The new booming right no longer wants to break with the EU, nor leave it, but they want to break with the model, hitherto hegemonic, governing the construction of the European project. Their problem is not the EU, but “Brussels”, the European incarnation of the “new world order”, delivered to corrupt and privileged politicians who do not know the reality of the peoples of Europe, totally locked in their Eurocratic bubble. A scandal like Qatargate opens the door wide for them to reduce the prerogatives of the European Parliament and, incidentally, to get rid of those inconvenient devices, such as the resolutions on the emergency situations in the world in terms of human rights, which could upset one of their distant allies. Thus, the EPP proposed once again, during the last plenary meeting in Strasbourg, arguing foreign interference following Qatargate, to put an end to the urgent declarations of human rights adopted by the parliament.
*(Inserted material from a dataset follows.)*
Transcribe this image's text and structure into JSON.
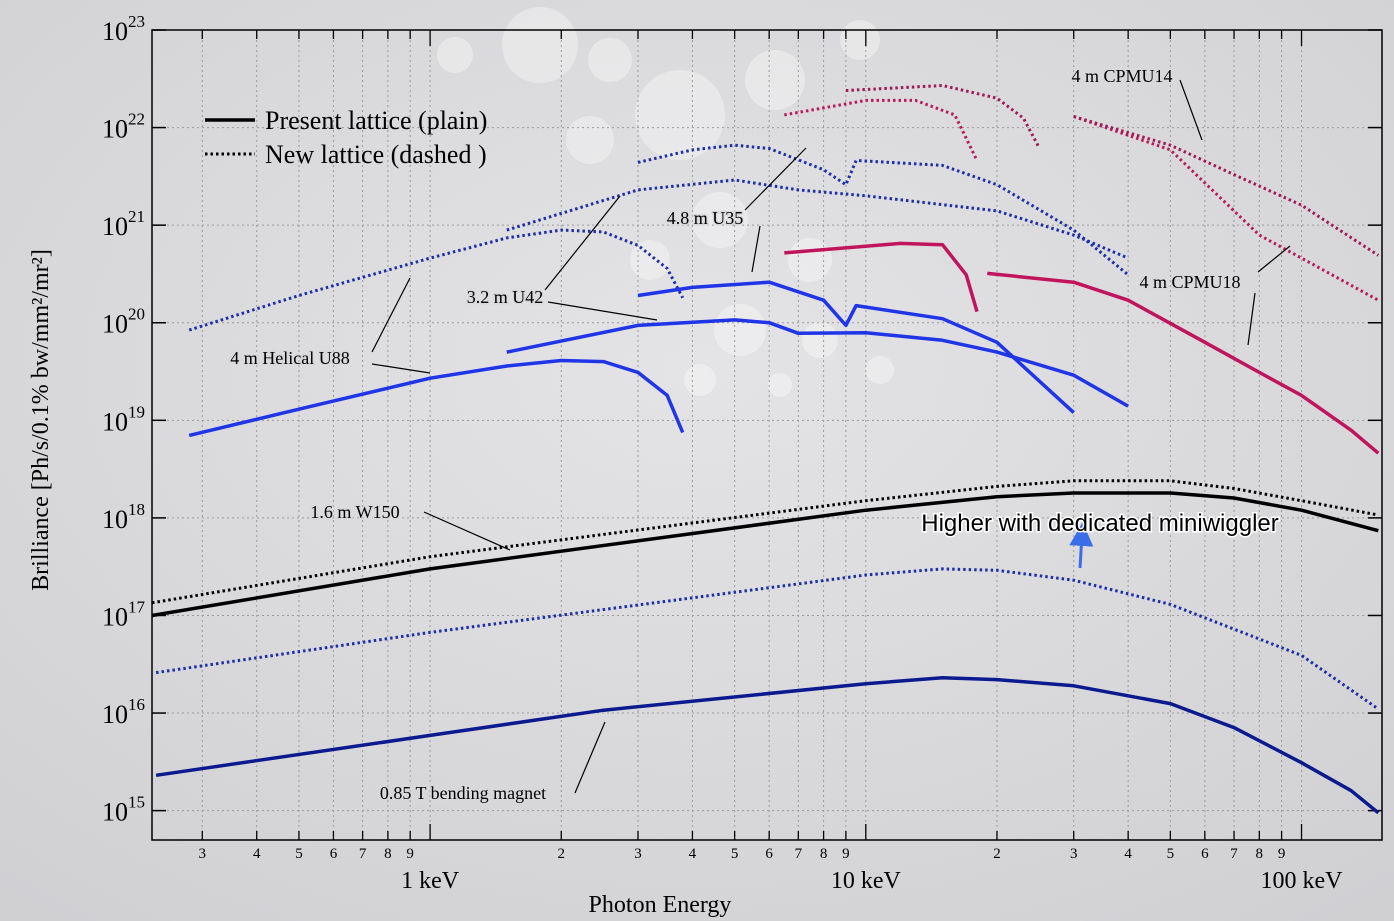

And the left? Well, unfortunately, she has no plans. Certainly, we denounce corruption and we have been at the forefront of the fight against this scandal and others. We are continuing to pull the strings so that this does not remain a matter of Qatar, Morocco and a handful of defendants, but that we denounce the opaque and undemocratic functioning of the European institutions as a whole and an institutional architecture in serving the elites and their interests. However, on the left, we still do not have a clear discourse on what we want and what to do with the EU, whether it is the current one or any other possible one. There are as many challenges as lack of strategy.
That’s why when these kinds of corruption scandals open up opportunities to fight other, more substantial battles, we feel like we’re playing with rigged cards and in a very tight space. We need to discuss a strategy so that every time we score a point, we don’t end up offside. Otherwise, we risk remaining solely at the criticism of corruption, abuse of power and their impunity, but without key ideas for this other possible Europe, apart from a few proposals for practical changes. This is what lobbies demanding transparency or groups like environmentalists are already doing. Qatargate must be used to challenge the undemocratic model of the EU, but also to teach us, the left, so that once and for all we sit around a table to think about what other Europe we want and how to build it.